A Petrobras, como qualquer outra empresa, tem de ser lucrativa. A política de congelamento dos preços dos combustíveis derivados de petróleo colocada em voga pelos governos petistas quase quebrou a empresa, que foi obrigada a aumentar explosivamente seu nível de endividamento e teve sua nota de crédito rebaixada sucessivas vezes, afugentando investidores e colocando credores em estado de alerta. Para poder manter o congelamento de preços, a empresa tinha de manter um preço elevado no mercado nacional quando o petróleo estava com preço baixo no mercado internacional ou ainda tinha de comprar petróleo mais caro no mercado internacional para vendê-lo a preços inferiores aos brasileiros.
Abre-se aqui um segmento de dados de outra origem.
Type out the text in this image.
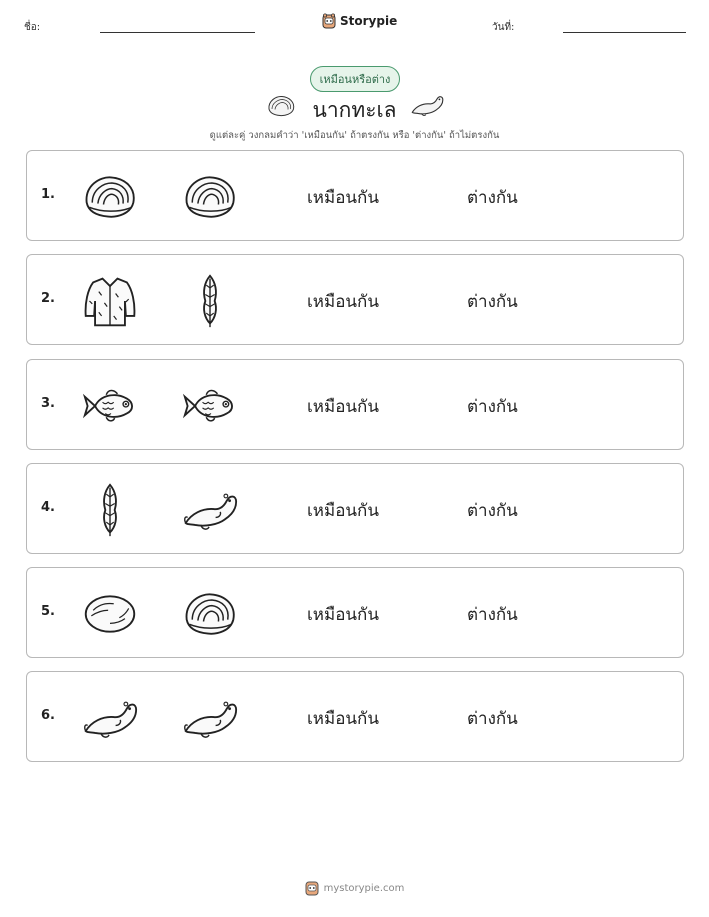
ชื่อ:	Storypie	วันที่:
เหมือนหรือต่าง
นากทะเล
ดูแต่ละคู่ วงกลมคำว่า 'เหมือนกัน' ถ้าตรงกัน หรือ 'ต่างกัน' ถ้าไม่ตรงกัน
1.	เหมือนกัน	ต่างกัน
2.	เหมือนกัน	ต่างกัน
3.	เหมือนกัน	ต่างกัน
4.	เหมือนกัน	ต่างกัน
5.	เหมือนกัน	ต่างกัน
6.	เหมือนกัน	ต่างกัน
mystorypie.com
Além do custo imenso para a empresa estatal, tal política gerava ainda um efeito bizarro: quando o preço do petróleo subia, a empresa gerava prejuízos na sua atividade principal. No modelo de reajuste de preços vigente, leva-se em conta o preço internacional do petróleo e a taxa de câmbio. Nos últimos 12 meses, a commodity valorizou-se quase 60% (de US$ 50/barril para os atuais US$ 80/barril). Agravando a situação, o câmbio desvalorizou-se mais de 10% nos últimos 60 dias, gerando um efeito combinado que se refletiu em sucessivos aumentos nas bombas dos postos de combustíveis em todo o país.
Vale mencionar que uma política de congelamento de preços semelhante quase quebrou a Eletrobras
Vale mencionar que uma política de congelamento de preços semelhante quase quebrou a Eletrobras e gerou uma conta enorme a ser paga pelos brasileiros. No final do seu primeiro mandato como Presidente da República, Dilma Rousseff, no ímpeto de conter a inflação que naquele momento saía do controle e com o objetivo principal de gerar capital eleitoral para as eleições que se aproximavam, assinou uma medida provisória que alterava o marco regulatório do setor elétrico e retirou encargos da tarifa de energia. Isso permitiu, em 2013, uma redução de cerca de 20% na conta de energia elétrica para os domicílios e para a indústria. Porém, em 2015, o governo se deu conta de que não teria recursos para manter os subsídios à tarifa, criando então o “tarifaço”, com um aumento de mais de 50% na conta de luz e gerando um passivo indenizatório astronômico com as distribuidoras, que tiveram de absorver aumentos nos seus custos que pela medida provisória não poderiam ser repassados às tarifas. Pelos cálculos da Aneel, as indenizações que o governo federal deve às distribuidoras totalizam R$ 62 bilhões e serão pagas até 2024 através de um incremento na conta de energia elétrica dos consumidores. Em outras palavras, não existe almoço grátis. Congelamento de preços não significa nada além de populismo fiscal e irresponsabilidade intertemporal, pois se transfere para o futuro o fardo dos erros cometidos no presente.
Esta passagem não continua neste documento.